La terza questione riguarda le regole di sicurezza da applicare ai diversi segmenti della società e dell’economia. In questi giorni, in un clima di euforia per la cosiddetta fase 2, stanno circolando le proposte più bizzarre, ma in realtà si registra una grande confusione in chi ci governa che sembra essere influenzato più dalla pressione di chi “grida” più forte che dal principio di cautela e dalla risoluzione dei problemi. Ad esempio, visto che è obbligatorio l’uso delle mascherine (non quelle “fai date”) e dei guanti mono uso, come mai gran parte della popolazione ancora non li ha disposizione e in numero adeguato?

La quarta questione riguarda la vita sociale. Dovremmo continuare a rispettare la regola del distanziamento in tutte le azioni quotidiane, e ciò riguarda i nostri modi di abitare, lavorare, studiare e consumare. Ma in questo caso la Sardegna ha un vantaggio rispetto ad altre regioni. Non abbiamo insediamenti urbani e neppure edifici di grandi dimensioni, non abbiamo grandi numeri nelle scuole e nelle università, le cui sedi aspettano solo di essere sanificate, riorganizzate e riaperte.

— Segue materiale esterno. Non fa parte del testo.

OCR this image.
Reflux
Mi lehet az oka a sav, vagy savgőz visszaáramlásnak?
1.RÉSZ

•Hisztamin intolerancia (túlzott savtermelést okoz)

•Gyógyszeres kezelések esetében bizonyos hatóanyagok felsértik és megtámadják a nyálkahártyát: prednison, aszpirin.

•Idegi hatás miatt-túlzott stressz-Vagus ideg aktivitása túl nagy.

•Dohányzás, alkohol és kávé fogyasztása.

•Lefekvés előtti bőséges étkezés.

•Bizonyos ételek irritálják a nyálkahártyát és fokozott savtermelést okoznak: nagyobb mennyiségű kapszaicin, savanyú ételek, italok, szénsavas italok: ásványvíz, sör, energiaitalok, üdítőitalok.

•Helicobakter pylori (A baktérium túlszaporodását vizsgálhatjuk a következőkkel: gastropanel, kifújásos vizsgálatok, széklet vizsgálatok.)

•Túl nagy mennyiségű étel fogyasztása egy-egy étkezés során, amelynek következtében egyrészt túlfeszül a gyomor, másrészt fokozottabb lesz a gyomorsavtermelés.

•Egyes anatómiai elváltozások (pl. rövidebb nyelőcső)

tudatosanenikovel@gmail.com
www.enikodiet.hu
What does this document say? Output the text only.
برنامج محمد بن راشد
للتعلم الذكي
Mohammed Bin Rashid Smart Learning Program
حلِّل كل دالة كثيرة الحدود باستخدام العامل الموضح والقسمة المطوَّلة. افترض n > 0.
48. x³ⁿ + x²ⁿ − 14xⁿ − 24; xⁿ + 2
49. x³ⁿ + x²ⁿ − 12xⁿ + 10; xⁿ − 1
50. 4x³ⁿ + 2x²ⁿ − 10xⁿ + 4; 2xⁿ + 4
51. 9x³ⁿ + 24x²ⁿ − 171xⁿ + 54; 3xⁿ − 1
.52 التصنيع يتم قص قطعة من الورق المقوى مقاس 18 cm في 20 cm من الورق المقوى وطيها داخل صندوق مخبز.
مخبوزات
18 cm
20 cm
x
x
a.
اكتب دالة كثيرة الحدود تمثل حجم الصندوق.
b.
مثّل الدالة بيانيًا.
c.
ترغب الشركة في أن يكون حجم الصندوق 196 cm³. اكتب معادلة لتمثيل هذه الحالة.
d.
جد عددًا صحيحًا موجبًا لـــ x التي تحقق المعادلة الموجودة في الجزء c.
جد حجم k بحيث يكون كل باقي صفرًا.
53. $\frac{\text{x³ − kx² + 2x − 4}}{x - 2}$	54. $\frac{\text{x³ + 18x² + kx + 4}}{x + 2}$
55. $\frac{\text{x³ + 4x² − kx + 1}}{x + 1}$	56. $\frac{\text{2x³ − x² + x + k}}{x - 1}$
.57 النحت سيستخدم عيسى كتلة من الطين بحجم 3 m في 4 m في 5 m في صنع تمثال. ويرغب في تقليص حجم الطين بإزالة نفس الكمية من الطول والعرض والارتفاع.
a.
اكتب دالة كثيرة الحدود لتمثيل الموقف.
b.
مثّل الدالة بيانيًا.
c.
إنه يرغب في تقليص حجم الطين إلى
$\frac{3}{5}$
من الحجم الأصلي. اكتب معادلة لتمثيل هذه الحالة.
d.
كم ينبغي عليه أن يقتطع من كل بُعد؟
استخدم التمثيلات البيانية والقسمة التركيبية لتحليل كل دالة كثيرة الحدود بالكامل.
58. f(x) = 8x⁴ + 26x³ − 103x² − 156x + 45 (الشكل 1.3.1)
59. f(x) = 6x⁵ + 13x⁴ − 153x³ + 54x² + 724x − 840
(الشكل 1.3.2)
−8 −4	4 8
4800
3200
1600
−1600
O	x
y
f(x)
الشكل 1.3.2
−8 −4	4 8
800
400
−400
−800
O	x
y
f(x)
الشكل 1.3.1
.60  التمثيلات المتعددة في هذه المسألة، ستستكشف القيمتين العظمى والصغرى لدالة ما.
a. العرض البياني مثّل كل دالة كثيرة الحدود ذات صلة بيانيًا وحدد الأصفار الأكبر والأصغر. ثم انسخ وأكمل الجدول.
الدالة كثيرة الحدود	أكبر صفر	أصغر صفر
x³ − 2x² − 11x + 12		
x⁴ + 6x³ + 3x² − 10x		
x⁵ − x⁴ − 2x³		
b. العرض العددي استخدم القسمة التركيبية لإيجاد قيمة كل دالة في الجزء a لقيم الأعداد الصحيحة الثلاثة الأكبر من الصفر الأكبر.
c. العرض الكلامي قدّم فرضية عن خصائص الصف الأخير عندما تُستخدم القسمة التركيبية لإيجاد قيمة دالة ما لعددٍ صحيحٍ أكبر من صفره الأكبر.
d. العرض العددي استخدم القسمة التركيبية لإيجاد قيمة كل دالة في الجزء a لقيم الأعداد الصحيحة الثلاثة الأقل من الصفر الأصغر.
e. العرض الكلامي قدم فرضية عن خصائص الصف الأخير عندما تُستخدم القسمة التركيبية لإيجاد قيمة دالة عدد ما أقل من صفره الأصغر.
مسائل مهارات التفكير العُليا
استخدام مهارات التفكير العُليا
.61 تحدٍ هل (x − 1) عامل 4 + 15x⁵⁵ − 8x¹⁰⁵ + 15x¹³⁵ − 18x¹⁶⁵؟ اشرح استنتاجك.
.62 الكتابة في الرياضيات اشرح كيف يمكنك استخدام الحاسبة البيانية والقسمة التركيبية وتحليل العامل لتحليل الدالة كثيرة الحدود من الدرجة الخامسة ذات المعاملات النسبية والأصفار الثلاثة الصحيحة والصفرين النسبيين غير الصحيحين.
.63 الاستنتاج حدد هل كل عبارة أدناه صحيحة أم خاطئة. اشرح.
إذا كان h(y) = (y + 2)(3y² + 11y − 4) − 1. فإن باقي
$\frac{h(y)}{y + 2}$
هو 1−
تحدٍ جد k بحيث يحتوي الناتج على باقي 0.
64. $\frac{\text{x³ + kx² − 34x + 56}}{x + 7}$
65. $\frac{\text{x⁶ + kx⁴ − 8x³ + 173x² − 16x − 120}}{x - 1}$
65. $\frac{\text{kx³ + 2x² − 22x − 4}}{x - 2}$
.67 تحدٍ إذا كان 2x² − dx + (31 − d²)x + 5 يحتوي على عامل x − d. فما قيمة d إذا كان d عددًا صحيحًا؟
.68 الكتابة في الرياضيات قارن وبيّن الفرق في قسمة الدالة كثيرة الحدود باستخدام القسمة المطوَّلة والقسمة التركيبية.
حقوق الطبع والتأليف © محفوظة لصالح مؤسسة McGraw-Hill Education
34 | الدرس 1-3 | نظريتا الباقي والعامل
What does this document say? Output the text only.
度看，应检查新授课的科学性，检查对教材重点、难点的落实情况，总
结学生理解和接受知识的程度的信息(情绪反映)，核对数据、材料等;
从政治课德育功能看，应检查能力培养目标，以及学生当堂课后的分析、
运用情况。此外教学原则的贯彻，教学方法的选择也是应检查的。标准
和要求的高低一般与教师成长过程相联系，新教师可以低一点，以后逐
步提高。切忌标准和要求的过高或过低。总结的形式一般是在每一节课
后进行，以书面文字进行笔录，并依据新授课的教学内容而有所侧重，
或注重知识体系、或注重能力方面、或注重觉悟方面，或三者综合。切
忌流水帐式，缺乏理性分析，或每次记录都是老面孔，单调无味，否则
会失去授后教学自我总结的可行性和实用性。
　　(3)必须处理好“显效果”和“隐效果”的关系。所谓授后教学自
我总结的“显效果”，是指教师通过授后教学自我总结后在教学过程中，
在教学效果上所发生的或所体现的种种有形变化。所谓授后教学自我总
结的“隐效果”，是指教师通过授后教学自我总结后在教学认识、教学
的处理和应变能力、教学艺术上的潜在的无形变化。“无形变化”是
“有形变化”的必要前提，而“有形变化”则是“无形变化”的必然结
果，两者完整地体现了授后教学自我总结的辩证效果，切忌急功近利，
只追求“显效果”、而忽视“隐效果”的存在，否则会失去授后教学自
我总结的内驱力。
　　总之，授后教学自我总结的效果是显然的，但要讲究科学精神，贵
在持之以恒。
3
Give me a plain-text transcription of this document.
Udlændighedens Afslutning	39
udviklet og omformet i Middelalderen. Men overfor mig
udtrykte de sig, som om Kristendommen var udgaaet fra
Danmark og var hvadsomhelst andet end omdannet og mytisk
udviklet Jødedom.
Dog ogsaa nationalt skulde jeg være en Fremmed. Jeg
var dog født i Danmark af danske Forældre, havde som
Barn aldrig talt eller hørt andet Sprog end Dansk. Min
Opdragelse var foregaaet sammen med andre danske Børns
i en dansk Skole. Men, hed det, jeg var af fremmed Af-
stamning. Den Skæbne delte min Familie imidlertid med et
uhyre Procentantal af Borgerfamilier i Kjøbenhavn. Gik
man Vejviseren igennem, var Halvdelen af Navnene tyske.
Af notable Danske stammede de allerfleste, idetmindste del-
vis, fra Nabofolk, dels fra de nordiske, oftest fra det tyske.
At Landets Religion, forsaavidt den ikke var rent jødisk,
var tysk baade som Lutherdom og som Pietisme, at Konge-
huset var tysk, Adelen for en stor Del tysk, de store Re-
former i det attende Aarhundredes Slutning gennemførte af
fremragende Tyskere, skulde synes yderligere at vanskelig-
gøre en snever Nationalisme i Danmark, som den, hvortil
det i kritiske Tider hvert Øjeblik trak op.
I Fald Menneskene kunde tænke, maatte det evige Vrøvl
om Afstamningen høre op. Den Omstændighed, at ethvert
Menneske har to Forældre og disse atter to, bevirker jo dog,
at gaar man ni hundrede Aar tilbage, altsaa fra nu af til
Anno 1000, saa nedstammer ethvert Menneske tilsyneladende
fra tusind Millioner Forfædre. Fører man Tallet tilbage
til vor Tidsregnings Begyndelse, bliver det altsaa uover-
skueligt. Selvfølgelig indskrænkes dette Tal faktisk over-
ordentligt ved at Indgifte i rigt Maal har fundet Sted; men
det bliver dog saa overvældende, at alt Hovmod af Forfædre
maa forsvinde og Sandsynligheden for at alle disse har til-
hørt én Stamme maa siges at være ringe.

Abbiamo invece paesi distanziati geograficamente, chilometri di spiagge e ampi spazi da riqualificare o restituire alla produzione primaria. Queste caratteristiche costituiscono un vantaggio di per sé, basta avere un’idea chiara di come regolamentare gli accessi e a condizione che si sia conseguenti nelle scelte di intervento futuro. Perciò, non si rispolverino progetti che prevedono volumetrie e speculazione su coste ancora incontaminate o dentro le città. Si colga l’occasione per rivedere concretamente il modello di sviluppo.